La forte positività dell'indice di Oscillazione Artica è uno dei fattori che non consente all'inverno di decollare. I tentativi artici, anche per l'inizio di gennaio, appaiono disorganizzati ed incapaci di far piombare l'Europa in serie fasi gelide invernali, come quelle non erano mancate negli ultimi 2 anni.
ALTRO PICCO DEL VORTICE POLARE Ricordiamo anzitutto, per i più distratti, una definizione di questa figura così importante per le vicissitudini meteo sul comparto europeo: il Vortice Polare non è altro che quella vasta area di bassa pressione che generalmente staziona sopra il Polo Nord. Quando il Vortice Polare è chiuso, profondo e compatto, di conseguenza prende forza anche il flusso zonale che scorre sul suo ramo periferico sulle medie-alte latitudini europee: la corrente a getto rimane quindi tesa, senza le tipiche oscillazioni meridiane necessarie per i cosiddetti scambi di calore e per portare a transitorie colate artiche fino alle nostre latitudini.
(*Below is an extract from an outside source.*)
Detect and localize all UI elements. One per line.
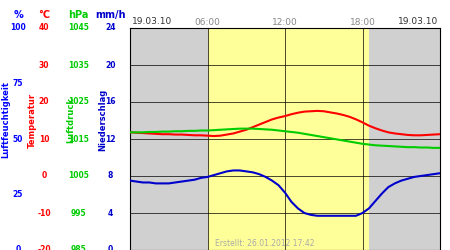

Negli ultimi giorni si sono raggiunti nuovi massimi del Vortice Polare, con una positività vicina al valore 4, che replica quella già toccata nella prima parte di dicembre. Ora il Vortice Polare, nelle sue costanti oscillazioni, sta un po' perdendo forza e, non a caso, masse d'aria più fredde artiche stanno in parte entrando sul Vecchio Continente, grazie ad una parziale temporanea risalita a nord del blocco anticiclonico azzorriano (la cosiddetta "wave 2", che però sarà solo transitoria).
Le stagioni con un Vortice Polare così forte difficilmente possono cambiare segno all'improvviso: solo un eventuale stratwarming potrebbe indurre seri scossoni e, più precisamente un "Major Statwarming" (episodio massimo), potrebbe provocare, nella sua propagazione verso la troposfera, un'inversione totale dei venti alle medio - alte latitudini, con la conseguente retrogressione della Depressione Siberiana sull'Europa.
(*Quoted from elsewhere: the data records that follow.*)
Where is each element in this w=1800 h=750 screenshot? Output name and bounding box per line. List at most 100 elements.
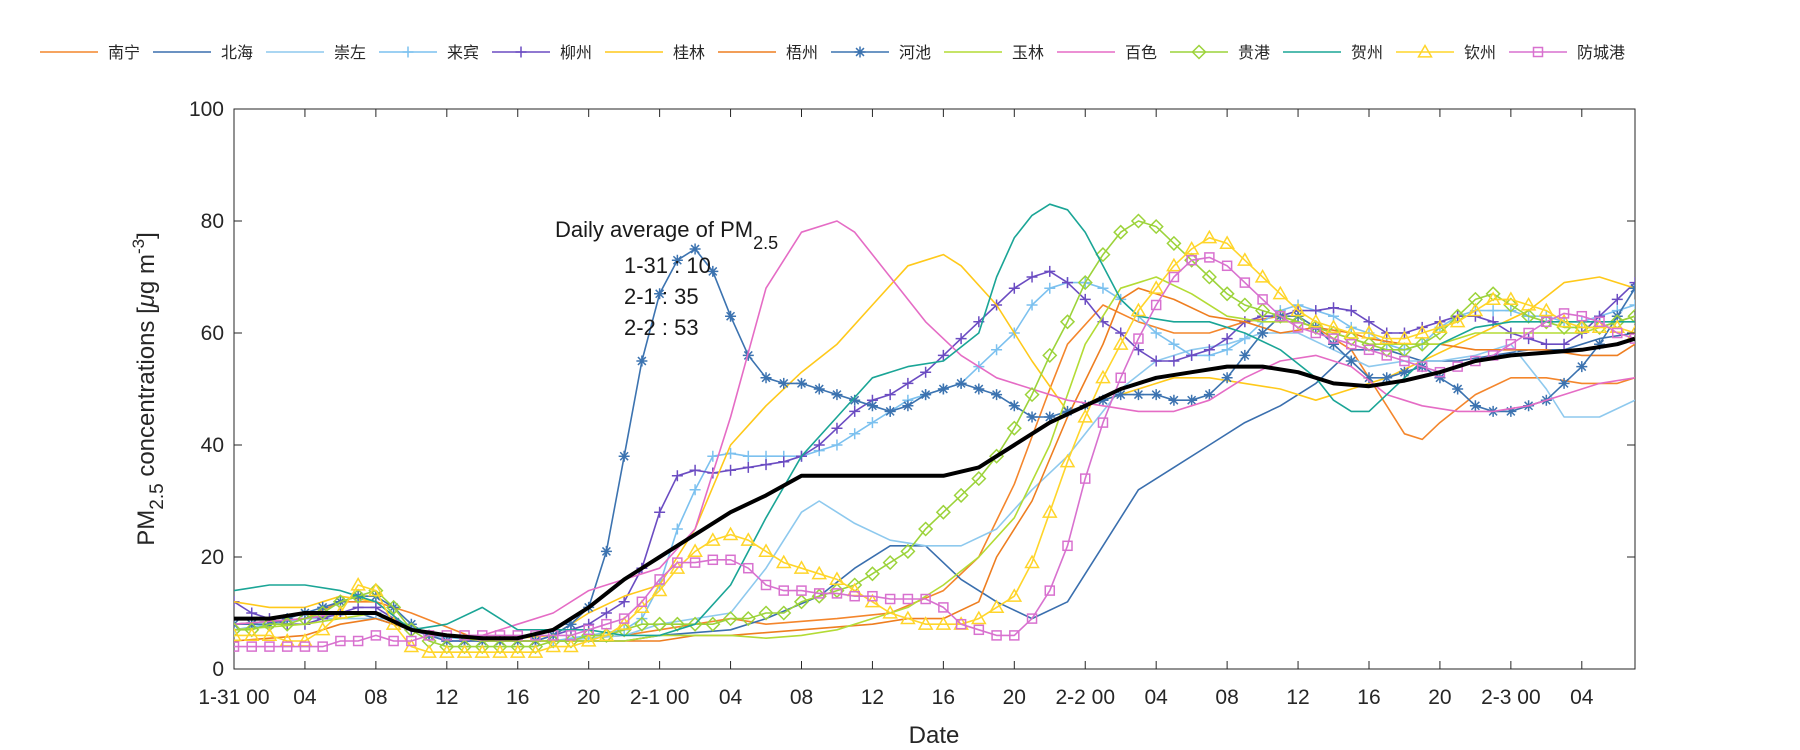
x-tick-label: 20 (1003, 686, 1026, 709)
x-tick-label: 16 (506, 686, 529, 709)
series-来宾-point (1168, 338, 1180, 350)
legend-item-河池: 河池 (831, 43, 931, 62)
series-贵港-point (793, 594, 810, 610)
series-贵港-point (935, 504, 951, 520)
series-贵港-point (864, 566, 880, 582)
series-钦州-point (1059, 453, 1076, 468)
series-贵港-point (492, 639, 508, 655)
x-tick-label: 08 (1215, 686, 1238, 709)
series-河池-point (955, 377, 967, 389)
series-河池-point (1505, 405, 1517, 417)
series-防城港-point (1416, 361, 1428, 372)
series-河池-point (1345, 355, 1357, 367)
legend-label-桂林: 桂林 (673, 43, 705, 62)
series-河池-point (1186, 394, 1198, 406)
legend-label-防城港: 防城港 (1577, 43, 1625, 62)
legend-item-崇左: 崇左 (266, 43, 366, 62)
series-钦州-point (651, 582, 668, 597)
series-防城港-point (1062, 540, 1073, 552)
series-防城港-point (884, 593, 896, 605)
series-来宾-point (707, 450, 719, 462)
daily-average-annotation: Daily average of PM2.5 1-31 : 10 2-1 : 3… (555, 217, 778, 340)
series-贵港-point (1255, 303, 1271, 319)
annotation-line-2: 2-1 : 35 (624, 284, 699, 309)
series-防城港-point (672, 557, 683, 568)
series-贵港-point (1379, 342, 1395, 358)
series-钦州-point (917, 616, 934, 630)
series-防城港-point (991, 630, 1002, 641)
series-柳州-point (778, 456, 790, 468)
series-钦州-point (368, 582, 384, 597)
series-河池-point (902, 400, 914, 412)
series-贵港-point (1219, 286, 1235, 302)
series-贵港-point (1201, 269, 1217, 285)
series-贵港-point (1166, 235, 1182, 251)
series-钦州-point (811, 565, 828, 580)
series-河池-point (636, 355, 648, 367)
series-柳州-point (1629, 277, 1635, 289)
y-tick-label: 40 (201, 434, 224, 457)
series-柳州-point (1487, 316, 1499, 328)
series-河池-point (1594, 338, 1606, 350)
series-贵港-point (705, 616, 721, 632)
series-河池-point (1558, 377, 1570, 389)
legend-item-防城港: 防城港 (1509, 43, 1625, 62)
series-河池-point (1257, 327, 1269, 339)
legend-marker-钦州 (1417, 43, 1433, 58)
series-average-line (234, 336, 1635, 641)
series-河池-point (565, 618, 577, 630)
series-防城港-point (1257, 294, 1268, 305)
series-钦州-point (793, 560, 810, 574)
series-防城港-point (1079, 473, 1091, 484)
series-河池-point (725, 310, 737, 322)
series-钦州-point (988, 599, 1005, 614)
series-贵港-line (234, 220, 1635, 648)
series-河池-point (654, 288, 666, 300)
series-防城港-point (1168, 271, 1180, 283)
series-贵港-point (261, 616, 278, 632)
series-钦州-point (1574, 319, 1590, 334)
series-柳州-point (1186, 349, 1198, 361)
legend-item-百色: 百色 (1057, 43, 1157, 62)
series-钦州-point (1201, 229, 1218, 244)
series-贵港-point (740, 611, 756, 627)
series-柳州-point (1062, 277, 1074, 289)
series-柳州-point (1026, 271, 1038, 283)
series-防城港-point (813, 588, 825, 599)
series-河池-point (884, 405, 896, 417)
x-tick-label: 04 (293, 686, 317, 709)
series-河池-point (1576, 361, 1588, 373)
legend-label-柳州: 柳州 (560, 43, 592, 62)
series-防城港-point (1221, 260, 1233, 272)
series-钦州-point (1307, 313, 1324, 328)
series-来宾-point (1097, 282, 1109, 294)
series-钦州-point (900, 610, 916, 625)
series-河池-point (689, 243, 701, 255)
legend-label-贵港: 贵港 (1238, 43, 1270, 62)
series-防城港-point (1186, 254, 1197, 266)
series-贵港-point (1325, 325, 1342, 341)
series-防城港-point (406, 635, 417, 647)
series-贵港-point (1042, 347, 1058, 363)
series-钦州-point (740, 532, 757, 546)
series-防城港-point (1576, 310, 1588, 322)
series-来宾-point (1044, 282, 1056, 294)
legend-item-钦州: 钦州 (1396, 43, 1496, 62)
series-贵港-point (474, 639, 490, 655)
series-贵港-point (1627, 308, 1635, 324)
series-河池-point (1203, 389, 1215, 401)
y-axis-label: PM2.5 concentrations [μg m-3] (129, 232, 168, 546)
series-钦州-point (1361, 324, 1377, 339)
series-柳州-point (1611, 293, 1623, 305)
series-河池-point (1168, 394, 1180, 406)
series-柳州-point (1150, 355, 1162, 367)
series-河池-point (778, 377, 790, 389)
series-防城港-point (902, 593, 914, 605)
series-贵港-point (776, 605, 792, 621)
series-防城港-point (1363, 344, 1375, 356)
series-防城港-point (1204, 252, 1215, 263)
series-百色-line (234, 220, 1635, 637)
series-防城港-point (920, 593, 931, 605)
series-贵港-point (527, 639, 544, 655)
Andamento dell'indice AO (Oscillazione Artica) quasi sempre positivo, e si evince chiaramente il nuovo picco raggiunto negli ultimi giorni. Fonte NOAA.
Le tracce evolutive dell'indice d'Oscillazione Artica sulla parte in rosso: notiamo una discesa ma in un trend incerto che dovrebbe comunque essere contrassegnato dal mantenimento dell'indice su livelli positivi. Fonte NOAA.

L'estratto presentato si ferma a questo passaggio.